Bezirci, bu konudaki katkılarımıza ilgili kitaplarının dipnotlarında değindiği gibi, daha 1980’de, Süleyman Yağız’ın kendisiyle yaptığı bir konuşmada; umut veren genç eleştirmenler arasında Mehmet Bayrak, Mehmet Ergün, Mehmet Yaşar Bilen ve Ahmet Telli isimlerine yer veriyordu. ( Bkz. S. Yağız: Asım Bezirci’yle Konuşma; Eleştiri Dergisi, 1 Mart 1980).
Asım Bezirci’yle birlikte 33 aydının yakılarak katledilmesi üzerine, kimi etkinliklere katılmakla birlikte doğrudan yazı yazmaya elim varmamıştı. Ancak, 1995’te kurucu başkanı olduğum Kürt Sanat, Kültür ve Bilim Merkezi’nin görevlerinden biri olarak, Newroz gibi birçok tarihsel- toplumsal- kültürel olgunun yanısıra, bizi doğrudan ilgilendiren bu yakıcı insan ve kültür kıyımının hemen 2. yıldönümünde söylenecek sözümüz vardı. İşte, bu konuda kaleme aldığım ve Köln’de 29.6.1995’te yayımladığım basın açıklamasından bir aktarımla yitirdiğimiz değerlerimizi bir kez daha anmış olalım:
Dâra çeken ile yakan aynıdır
“Sıvas’ta Madımak Oteli’nin yakılmasıyla 33 bilim insanı ve sanatçının katledilmesinin ikinci yılı doluyor. Anadolu tarihinin en dirayetli ozanlarından Pir Sultan Abdal’ın anısına gerçekleştirilmek istenen şenlik, devletin ince ve kanlı hesapları sonucu 33 aydının yakılarak katledilmesiyle noktalandı.

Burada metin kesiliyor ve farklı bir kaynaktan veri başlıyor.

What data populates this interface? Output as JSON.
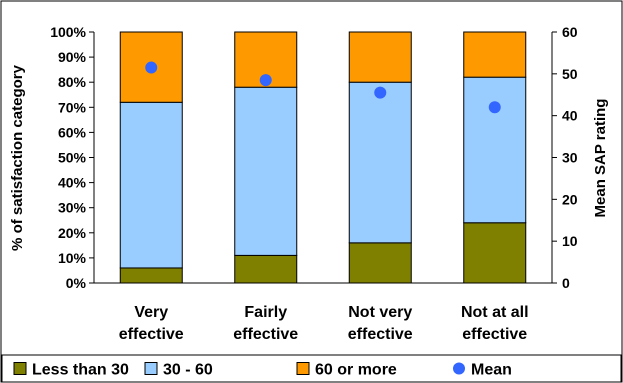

Her sıkışma karşısında kitlesel cinayetlere başvurmaktan geri durmayan devlet, bu defa da devamı olduğu Osmanlı Devleti’nin astığı Pir Sultan Abdal adına yapılan şenliği kana buladı. Amacı, bilindiği gibi her milliyetten Aleviler’e “şeriat”la gözdağı vererek, Kemalist sistemi koruma altına almaktır. Aleviliğin adına değil de özüne sahip çıkanlar, devletin gerçek yüzünün ne olduğunu anlamakta gecikmediler…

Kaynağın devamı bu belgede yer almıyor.